What's more, it's no more expensive than a 'regular' 22'' LCD which only supports the lower 1680 x 1050 pixel resolution. So: a higher resolution screen for the same price--where's the catch? It certainly isn't with the power consumption, which is a perfectly acceptable 35 W.
In short, this monitor is acceptable for your home office or watching movies, but not gaming. A lot of productivity applications benefit from the higher resolution: you can see more columns on your spreadsheet, for instance, or look at two documents side by side, provided you don't mind the text size being a little on the small side. Equally, you can work with a source document on one side and your output on the other for creating web pages or presentations, for example, bringing some of the functionality of a dual-monitor setup onto just one screen.
For movies, the improved Full HD resolution brings some obvious benefits, but to get the most out of it, it's best to make sure you're sitting far away and directly in line with the monitor. Without an image correction chip, the image suffers from the traditional faults of excess noise and visible compression. In fairness, the Samsung T220HD is the only model on the market to feature such a chip.
Featuring a TN panel, the E2208HDS has a very reduced vertical viewing angle.
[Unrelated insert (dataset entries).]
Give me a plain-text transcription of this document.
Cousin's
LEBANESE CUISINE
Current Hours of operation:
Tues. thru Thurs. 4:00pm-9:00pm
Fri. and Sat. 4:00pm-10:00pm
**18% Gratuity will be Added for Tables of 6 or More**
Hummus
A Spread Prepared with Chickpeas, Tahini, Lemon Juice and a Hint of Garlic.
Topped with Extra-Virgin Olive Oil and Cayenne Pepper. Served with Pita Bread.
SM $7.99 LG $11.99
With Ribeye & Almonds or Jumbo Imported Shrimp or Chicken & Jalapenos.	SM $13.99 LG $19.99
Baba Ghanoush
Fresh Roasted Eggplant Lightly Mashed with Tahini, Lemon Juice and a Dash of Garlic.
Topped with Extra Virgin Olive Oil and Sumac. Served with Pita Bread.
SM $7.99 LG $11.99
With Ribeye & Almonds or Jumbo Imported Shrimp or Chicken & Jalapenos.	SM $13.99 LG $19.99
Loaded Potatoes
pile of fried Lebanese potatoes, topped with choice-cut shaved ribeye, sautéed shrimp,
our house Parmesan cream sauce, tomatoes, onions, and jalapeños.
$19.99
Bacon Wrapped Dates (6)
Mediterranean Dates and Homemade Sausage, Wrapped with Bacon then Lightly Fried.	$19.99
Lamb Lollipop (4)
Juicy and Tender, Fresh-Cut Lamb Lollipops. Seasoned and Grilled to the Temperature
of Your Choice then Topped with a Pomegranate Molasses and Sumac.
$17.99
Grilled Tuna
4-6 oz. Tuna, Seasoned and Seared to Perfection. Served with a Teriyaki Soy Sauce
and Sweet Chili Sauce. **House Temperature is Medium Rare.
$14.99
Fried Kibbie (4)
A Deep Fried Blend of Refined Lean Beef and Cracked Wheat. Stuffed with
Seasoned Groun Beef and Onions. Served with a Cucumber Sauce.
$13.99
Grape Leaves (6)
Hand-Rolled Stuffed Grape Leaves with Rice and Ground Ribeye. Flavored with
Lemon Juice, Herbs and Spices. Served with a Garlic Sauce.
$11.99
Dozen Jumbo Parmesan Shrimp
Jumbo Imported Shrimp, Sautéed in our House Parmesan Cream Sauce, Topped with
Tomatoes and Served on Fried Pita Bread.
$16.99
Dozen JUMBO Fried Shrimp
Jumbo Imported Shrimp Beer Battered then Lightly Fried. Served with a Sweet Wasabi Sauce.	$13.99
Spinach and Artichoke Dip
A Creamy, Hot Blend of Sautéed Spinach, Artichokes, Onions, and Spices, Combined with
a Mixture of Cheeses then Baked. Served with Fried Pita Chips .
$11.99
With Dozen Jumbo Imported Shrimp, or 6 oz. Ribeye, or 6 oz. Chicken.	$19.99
When rendering text, traditional 22'' monitors draw 'bolder' characters, but the increase in resolution means that letters and numbers look more like they do on the 1440 pixel screen of a 17'' laptop: text is lighter and narrower, but perfectly legible when you get used to it.
On the market at a very attractive price, the E2280HDS is not a monitor with any exciting points in terms of its handling and connectivity. Nevertheless, we were pleased to find a digital input (DVI) to complement the analogue VGA. A pair of 1 W speakers mounted on either side of the monitor is fairly mediocre, but does at least allow you to watch online videos without missing out on the sound.
Colour & Contrast
Although some manufacturers manage to create default configurations for their monitors which give decent results, that certainly isn't the case with Iiyama's ProLite E2208HDS. Our lab tests showed that the average gap between the colours shown on the screen, the DeltaE score, was consistently around 4.5, where we'd ideally prefer it to be below 3 and the LG Flatron L226WU manages 2.2.
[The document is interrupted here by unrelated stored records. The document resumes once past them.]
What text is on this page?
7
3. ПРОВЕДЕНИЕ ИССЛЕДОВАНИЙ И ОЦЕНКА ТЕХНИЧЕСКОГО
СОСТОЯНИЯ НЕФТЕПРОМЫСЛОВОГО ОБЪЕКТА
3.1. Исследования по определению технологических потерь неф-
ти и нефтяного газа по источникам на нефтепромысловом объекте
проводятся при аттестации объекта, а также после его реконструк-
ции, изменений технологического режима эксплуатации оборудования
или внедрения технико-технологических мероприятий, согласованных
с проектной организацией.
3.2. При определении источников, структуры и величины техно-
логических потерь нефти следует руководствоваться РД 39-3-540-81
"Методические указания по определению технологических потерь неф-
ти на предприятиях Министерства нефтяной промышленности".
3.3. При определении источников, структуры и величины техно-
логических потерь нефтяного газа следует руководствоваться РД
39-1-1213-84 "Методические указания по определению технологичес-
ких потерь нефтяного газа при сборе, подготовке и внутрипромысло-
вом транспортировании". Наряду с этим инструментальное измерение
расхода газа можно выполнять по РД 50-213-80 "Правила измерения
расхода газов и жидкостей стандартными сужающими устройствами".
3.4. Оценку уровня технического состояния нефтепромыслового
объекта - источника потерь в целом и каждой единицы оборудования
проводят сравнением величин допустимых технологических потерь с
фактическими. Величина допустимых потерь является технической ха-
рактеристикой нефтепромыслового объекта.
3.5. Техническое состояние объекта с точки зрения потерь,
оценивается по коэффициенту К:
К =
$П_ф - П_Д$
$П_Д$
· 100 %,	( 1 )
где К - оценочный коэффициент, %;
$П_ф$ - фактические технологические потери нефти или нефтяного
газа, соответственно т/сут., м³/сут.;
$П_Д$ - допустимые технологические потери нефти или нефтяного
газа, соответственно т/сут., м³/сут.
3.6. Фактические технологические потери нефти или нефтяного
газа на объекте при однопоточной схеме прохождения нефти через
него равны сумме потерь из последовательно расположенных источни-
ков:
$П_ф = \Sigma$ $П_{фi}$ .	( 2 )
In reality, this is translated as very marked green dominance that we just couldn't budge whatever changes we made using the OSD.
We honestly can't say that the Iiyama Prolite E2208HDS is suitable for demanding gamers. On the one hand, its TN screen has a 5 ms response time leading to noticeable ghosting, while its higher resolution, although appreciable, really stretches some graphics cards. Switching to the Full HD resolution of 1980 x 1080 pixels means the graphics card increases the number of pixels it has to control by 18%, and, naturally, the framerate drops to compensate for this. The end result is games that look sharper and more pleasing to the eye, but with less fluid movement.
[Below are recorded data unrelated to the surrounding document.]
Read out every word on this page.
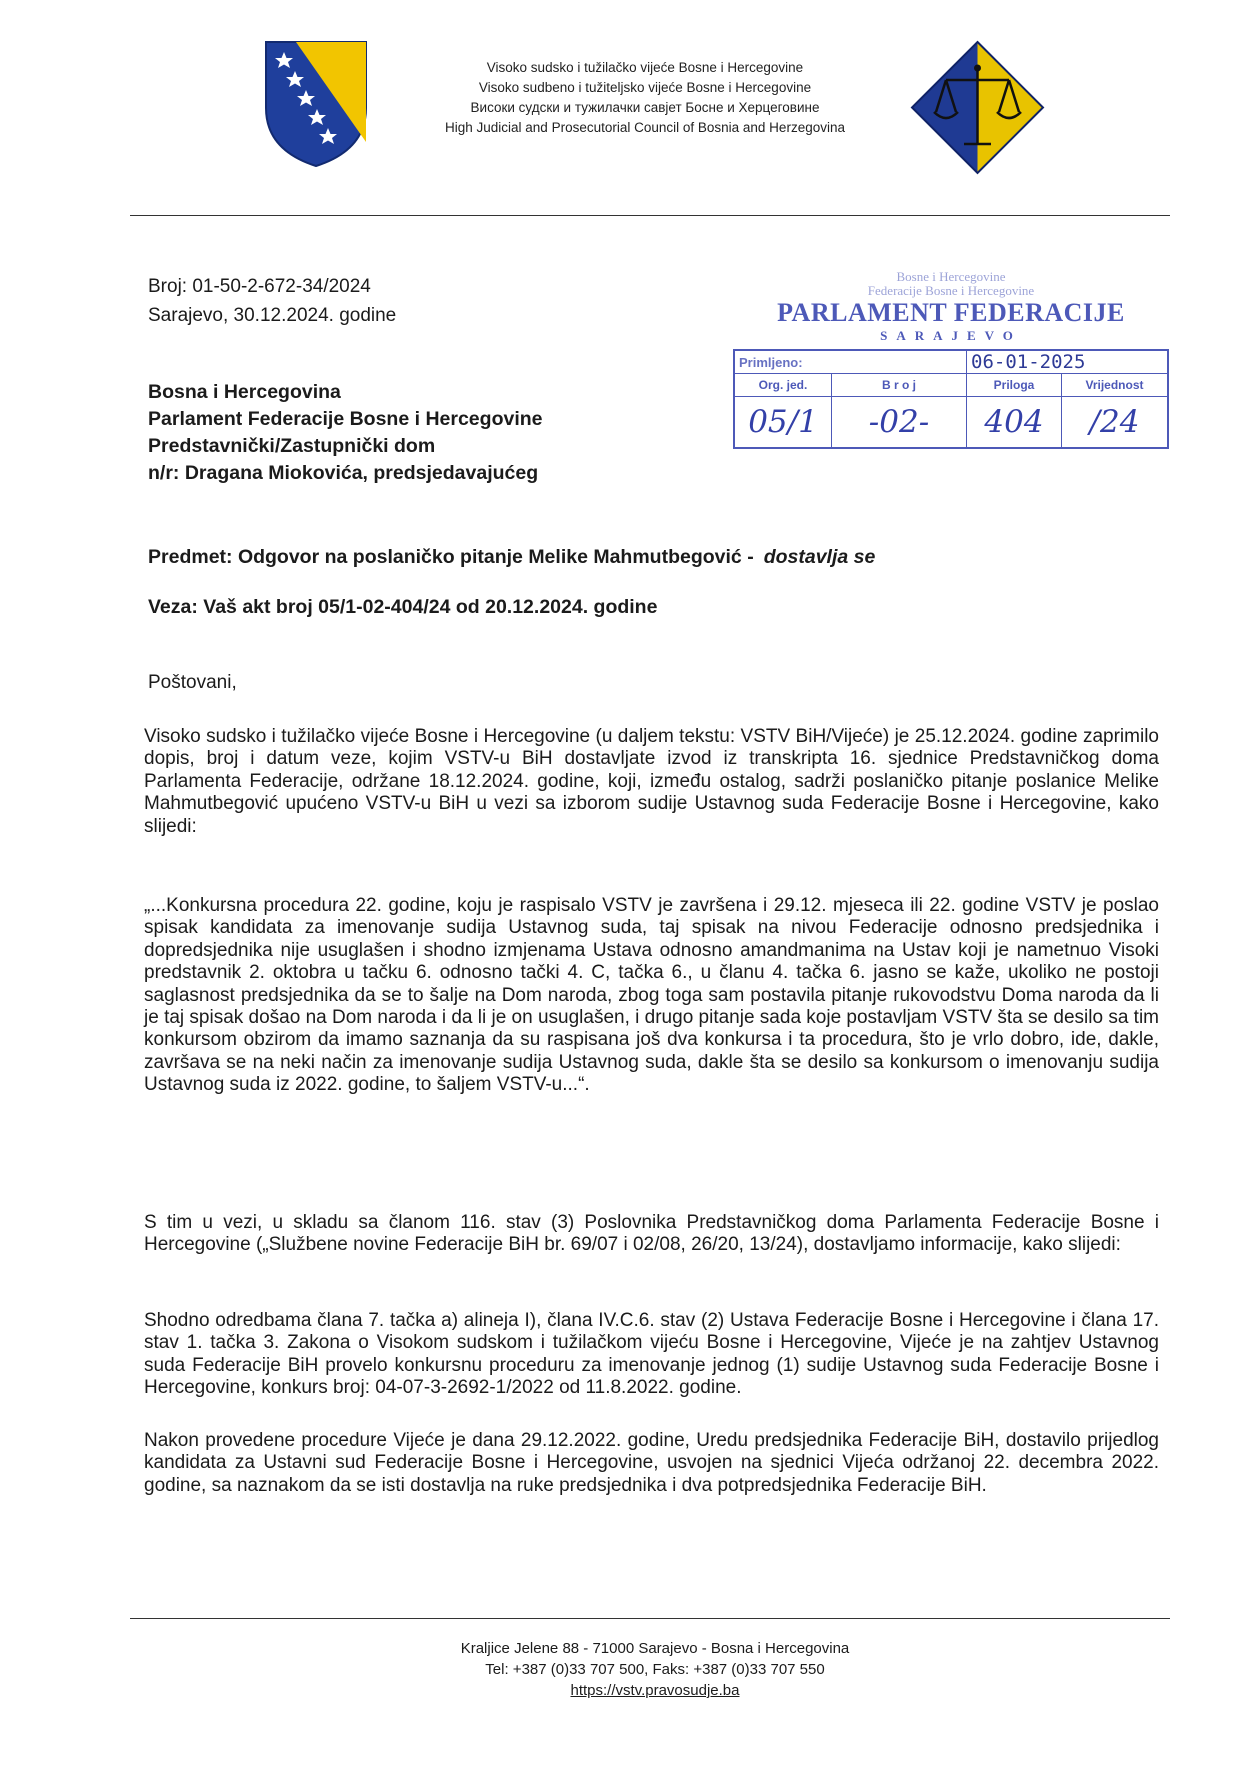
Visoko sudsko i tužilačko vijeće Bosne i Hercegovine
Visoko sudbeno i tužiteljsko vijeće Bosne i Hercegovine
Високи судски и тужилачки савјет Босне и Херцеговине
High Judicial and Prosecutorial Council of Bosnia and Herzegovina
Broj: 01-50-2-672-34/2024
Sarajevo, 30.12.2024. godine
Bosna i Hercegovina
Parlament Federacije Bosne i Hercegovine
Predstavnički/Zastupnički dom
n/r: Dragana Miokovića, predsjedavajućeg
Bosne i Hercegovine
Federacije Bosne i Hercegovine
PARLAMENT FEDERACIJE
SARAJEVO
Primljeno:		06-01-2025	
Org. jed.	B r o j	Priloga	Vrijednost
05/1	-02-	404	/24
Predmet: Odgovor na poslaničko pitanje Melike Mahmutbegović - dostavlja se
Veza: Vaš akt broj 05/1-02-404/24 od 20.12.2024. godine
Poštovani,
Visoko sudsko i tužilačko vijeće Bosne i Hercegovine (u daljem tekstu: VSTV BiH/Vijeće) je 25.12.2024. godine zaprimilo dopis, broj i datum veze, kojim VSTV-u BiH dostavljate izvod iz transkripta 16. sjednice Predstavničkog doma Parlamenta Federacije, održane 18.12.2024. godine, koji, između ostalog, sadrži poslaničko pitanje poslanice Melike Mahmutbegović upućeno VSTV-u BiH u vezi sa izborom sudije Ustavnog suda Federacije Bosne i Hercegovine, kako slijedi:
„...Konkursna procedura 22. godine, koju je raspisalo VSTV je završena i 29.12. mjeseca ili 22. godine VSTV je poslao spisak kandidata za imenovanje sudija Ustavnog suda, taj spisak na nivou Federacije odnosno predsjednika i dopredsjednika nije usuglašen i shodno izmjenama Ustava odnosno amandmanima na Ustav koji je nametnuo Visoki predstavnik 2. oktobra u tačku 6. odnosno tački 4. C, tačka 6., u članu 4. tačka 6. jasno se kaže, ukoliko ne postoji saglasnost predsjednika da se to šalje na Dom naroda, zbog toga sam postavila pitanje rukovodstvu Doma naroda da li je taj spisak došao na Dom naroda i da li je on usuglašen, i drugo pitanje sada koje postavljam VSTV šta se desilo sa tim konkursom obzirom da imamo saznanja da su raspisana još dva konkursa i ta procedura, što je vrlo dobro, ide, dakle, završava se na neki način za imenovanje sudija Ustavnog suda, dakle šta se desilo sa konkursom o imenovanju sudija Ustavnog suda iz 2022. godine, to šaljem VSTV-u...“.
S tim u vezi, u skladu sa članom 116. stav (3) Poslovnika Predstavničkog doma Parlamenta Federacije Bosne i Hercegovine („Službene novine Federacije BiH br. 69/07 i 02/08, 26/20, 13/24), dostavljamo informacije, kako slijedi:
Shodno odredbama člana 7. tačka a) alineja I), člana IV.C.6. stav (2) Ustava Federacije Bosne i Hercegovine i člana 17. stav 1. tačka 3. Zakona o Visokom sudskom i tužilačkom vijeću Bosne i Hercegovine, Vijeće je na zahtjev Ustavnog suda Federacije BiH provelo konkursnu proceduru za imenovanje jednog (1) sudije Ustavnog suda Federacije Bosne i Hercegovine, konkurs broj: 04-07-3-2692-1/2022 od 11.8.2022. godine.
Nakon provedene procedure Vijeće je dana 29.12.2022. godine, Uredu predsjednika Federacije BiH, dostavilo prijedlog kandidata za Ustavni sud Federacije Bosne i Hercegovine, usvojen na sjednici Vijeća održanoj 22. decembra 2022. godine, sa naznakom da se isti dostavlja na ruke predsjednika i dva potpredsjednika Federacije BiH.
Kraljice Jelene 88 - 71000 Sarajevo - Bosna i Hercegovina
Tel: +387 (0)33 707 500, Faks: +387 (0)33 707 550
https://vstv.pravosudje.ba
Given its price point, we weren't surprised to find that this monitor is below average in terms of ghosting, with colour images trailing 1.1 frames behind, which, although not annoying, is far from the LG L226WU's 0.45 or the Samsung 2243BW's 0.35. Finally, the input lag of just 11 ms is barely even noticeable.
- First 1920 x 1080 pixel 22'' screen--at the price of a regular monitor
- Good for office applications
- Good for movies
- TN panel, so poor viewing angles
- Not reactive enough for gaming
- Poor colour handling by default
This is the first 1920 x 1080 pixel 22'' LCD, and the extra screen real estate is useful for office applications and DVDs alike. Gamers will be disappointed by its slow response times and designers by its poor colour handling, though.